As timelessly captured by the psychologist Kurt Lewin, a good theory should be practical. Thus, an important current and future challenge for the theory of ecological dynamics resides within its practical integration. We sought to provide insights into how high-level organisations have attempted to integrate ecological dynamics for performance preparation. It was not our intention to prescribe a universal solution for performance preparation, but rather offer the readership an overview on how some professional sporting organisations are seeking to challenge traditional ideologies of performance preparation. More specifically, these case examples were intended as models exemplifying how practitioners and organisations could challenge themselves to adapt strategies to design contemporary practice tasks within their ecosystem. To continually assist this process, we encourage the sport science community to promote the sharing and scientific publication of exemplars and/or case studies that afford opportunities to accept, reject or adapt practical approaches used by others. We perceive that it is this continued sharing, offering and discussion of application and methodological ideas in the sport sciences that will advance the application of (good) theory.

Acknowledgements

The authors would like to thank the respective Australian football and Association Football organisations—specifically the Football and Research and Development departments at both organisations. We would also like to thank the anonymous reviewers for their constructive feedback during the review process.

Authors’ contributions

All authors conceived the contents of the manuscript, and contributed to drafting and critique. The authors read and approved the final manuscript.

Authors’ information

Carl Woods is a Senior Research Fellow in skill acquisition within the Institute of Health and Sport at Victoria University, Ian McKeown is the Head of High Performance within an Australian Football League club, Mark O’Sullivan is a UEFA A coach and Coach Education Manager at AIK Youth football, Sam Robertson is a Professor of Sports Analytics within the Institute of Health and Sport at Victoria University and Keith Davids is a Professor of Motor Learning within the Sport and Human Performance Research Group at Sheffield Hallam University.

Funding

No sources of funding were used to assist in the preparation of this article.

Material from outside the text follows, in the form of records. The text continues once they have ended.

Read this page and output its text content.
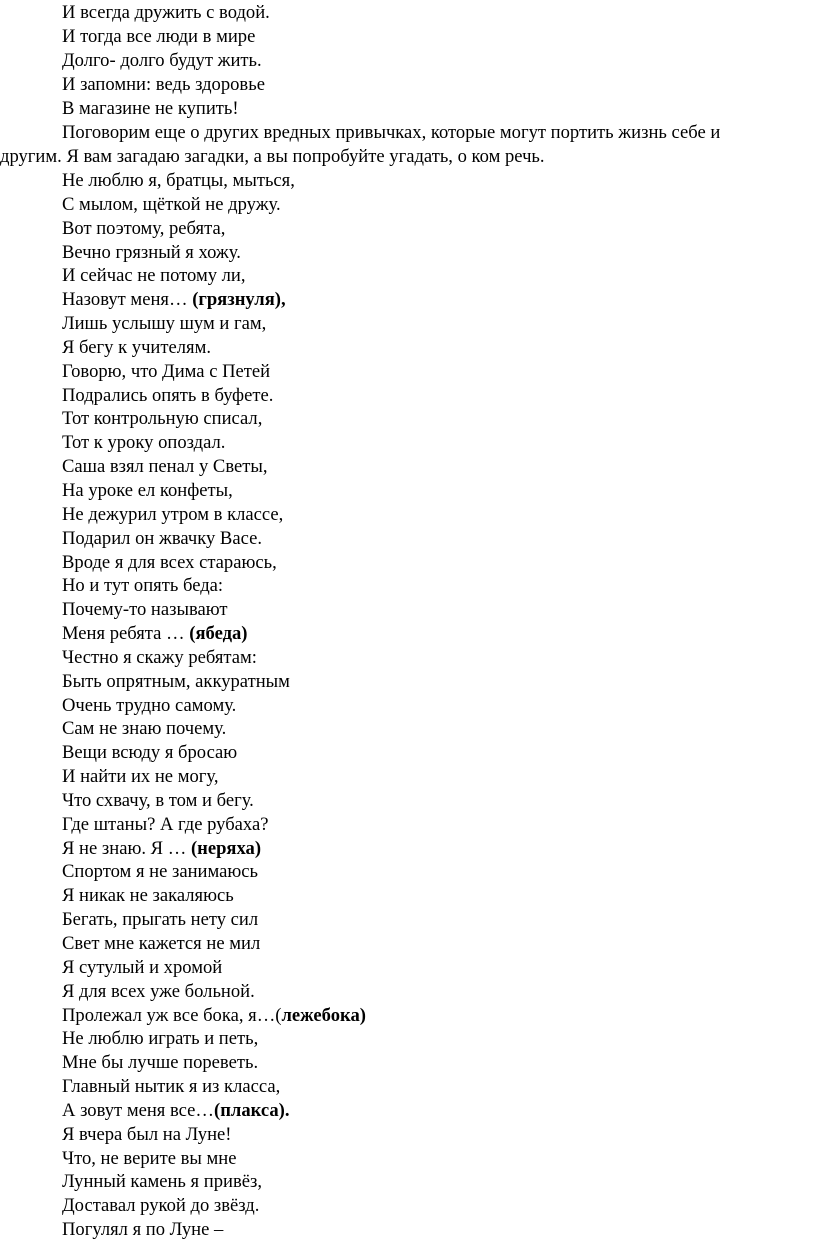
И всегда дружить с водой.
И тогда все люди в мире
Долго- долго будут жить.
И запомни: ведь здоровье
В магазине не купить!

Поговорим еще о других вредных привычках, которые могут портить жизнь себе и
другим. Я вам загадаю загадки, а вы попробуйте угадать, о ком речь.

Не люблю я, братцы, мыться,
С мылом, щёткой не дружу.
Вот поэтому, ребята,
Вечно грязный я хожу.
И сейчас не потому ли,
Назовут меня… (грязнуля),
Лишь услышу шум и гам,
Я бегу к учителям.
Говорю, что Дима с Петей
Подрались опять в буфете.
Тот контрольную списал,
Тот к уроку опоздал.
Саша взял пенал у Светы,
На уроке ел конфеты,
Не дежурил утром в классе,
Подарил он жвачку Васе.
Вроде я для всех стараюсь,
Но и тут опять беда:
Почему-то называют
Меня ребята … (ябеда)
Честно я скажу ребятам:
Быть опрятным, аккуратным
Очень трудно самому.
Сам не знаю почему.
Вещи всюду я бросаю
И найти их не могу,
Что схвачу, в том и бегу.
Где штаны? А где рубаха?
Я не знаю. Я … (неряха)
Спортом я не занимаюсь
Я никак не закаляюсь
Бегать, прыгать нету сил
Свет мне кажется не мил
Я сутулый и хромой
Я для всех уже больной.
Пролежал уж все бока, я…(лежебока)
Не люблю играть и петь,
Мне бы лучше пореветь.
Главный нытик я из класса,
А зовут меня все…(плакса).
Я вчера был на Луне!
Что, не верите вы мне
Лунный камень я привёз,
Доставал рукой до звёзд.
Погулял я по Луне –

Availability of data and materials

Not applicable.

Ethics approval and consent to participate

Organisational consent was sought.

Consent for publication

Organisational approval gained.

Competing interests

Carl Woods, Ian McKeown, and Mark O’Sullivan work or have worked at the sporting organisations discussed here. These authors, as well as Sam Robertson and Keith Davids, declare that they have no other conflicts of interest relevant to the content of this article.